Nimodipine appears to distribute to a limited extent into CSF. During intravenous infusion of nimodipine at a rate of 2 mg/hour for up to 14 days in patients with SAH, mean CSF and plasma concentrations of nimodipine averaged approximately 0.3 and 77 ng/mL, respectively. After oral administration of nimodipine 0.35 mg/kg every 4 hours for 3 weeks, mean CSF and plasma nimodipine concentrations were 0.77 and 6.9 ng/mL, respectively. However, concentrations as high as 12.5 ng/mL reportedly have been detected. 
Nimodipine and/or its metabolites have been shown to appear in rat milk at concentrations much higher than in maternal plasma. Nimodipine itself has been shown to appear in human breast milk; the concentrations were lower than in maternal plasma. 

Excretion

Nimodipine concentrations appear to decline in a biphasic manner. The half-life (T½) was 1.21.8 hours after intravenous infusion; after oral administration, the elimination T½ was 5-10 hours and dose-independent. The elimination T½ from plasma of total radioactivity was 14 hours with 3H nimodipine. No sign of accumulation was noted in patients receiving 40 mg nimodipine three times daily for 7 days. Nimodipine is extensively metabolized in the liver via the cytochrome P450 3A4 system, with approximately 10%, or less than 1%, of an orally administered dose present in plasma or urine, respectively, as unchanged drug (see Section Interactions with other medicines and other forms of interactions). All metabolites of nimodipine are either inactive or substantially less active than the parent drug. 
Cumulative excretion of metabolites in urine is approximately 50% of the dose after 48 hours and 30% in faces. Plasma clearance of nimodipine varies considerably, averaging 0.84 L/kg per hour (range: 0.51-1.15 L/kg per hour) in healthy individuals and 1.18 L/kg per hour (range: 0.57
1.77 L/kg per hour) in patients with SAH. Clearance of nimodipine may be decreased substantially in patients with hepatic dysfunction. 
Patients with renal impairment showed a substantial prolongation of nimodipine elimination half-life and a reduction in plasma clearance of the drug compared with healthy individuals. These findings may have been attributable in part to age related reductions in liver function in patients with renal impairment, who were substantially older (mean age 65.3 years) than healthy controls (mean age 25.2 years). An additional study in patients with different degrees of creatinine clearance suggests no systemic accumulation of the drug. 


PRECLINICAL SAFETY DATA 
Genotoxicity

Nimodipine was not mutagenic when tested in bacteria (S. typhimurium strains TA98, TA100, TA1535 and TA1537) and yeast (Saccharomyces cerevisiae). Weak clastogenicity was observed in vitro in assays with Chinese Hamster ovary cells in the presence of metabolic activation, but chromosomal damage was not evident in vivo in either the mouse micronucleous test or the dominant lethal test.
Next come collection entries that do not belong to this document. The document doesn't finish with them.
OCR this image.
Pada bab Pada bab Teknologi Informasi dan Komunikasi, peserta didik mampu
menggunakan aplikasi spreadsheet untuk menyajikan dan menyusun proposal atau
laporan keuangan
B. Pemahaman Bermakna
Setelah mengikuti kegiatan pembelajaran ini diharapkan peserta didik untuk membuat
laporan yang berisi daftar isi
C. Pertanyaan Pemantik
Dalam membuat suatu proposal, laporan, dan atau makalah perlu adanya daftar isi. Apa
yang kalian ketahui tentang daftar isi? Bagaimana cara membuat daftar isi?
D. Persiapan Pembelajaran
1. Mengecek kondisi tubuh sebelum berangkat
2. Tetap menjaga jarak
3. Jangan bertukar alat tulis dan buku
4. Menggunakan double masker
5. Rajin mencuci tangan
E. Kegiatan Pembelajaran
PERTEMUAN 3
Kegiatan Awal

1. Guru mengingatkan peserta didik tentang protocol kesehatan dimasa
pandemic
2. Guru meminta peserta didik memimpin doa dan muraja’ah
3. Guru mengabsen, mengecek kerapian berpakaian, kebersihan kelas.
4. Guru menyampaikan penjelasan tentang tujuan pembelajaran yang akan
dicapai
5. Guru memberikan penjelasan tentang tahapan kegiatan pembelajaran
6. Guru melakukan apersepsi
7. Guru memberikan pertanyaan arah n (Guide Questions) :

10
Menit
Carcinogenicity Nimodipine was not tumorigenic in male and female mice treated with oral doses up to 546 and 774 mg/kg/day, respectively, for 21 months (estimated relative exposure, 7-10 based on mg/m2 body surface area). No treatment-related increase in the incidence of tumors was observed in rats administered oral doses of nimodipine of up to 91 mg/kg/day (males) or 121 mg/kg/day (females) for 2 years (estimated relative exposure, 2-3 based on mg/m2 body surface area).

 

SPECIAL PRECAUTIONS FOR STORAGE

Nimodipine tablets should be stored in the manufacturer's original container in a dry place and protected from direct light. Store below 25°C.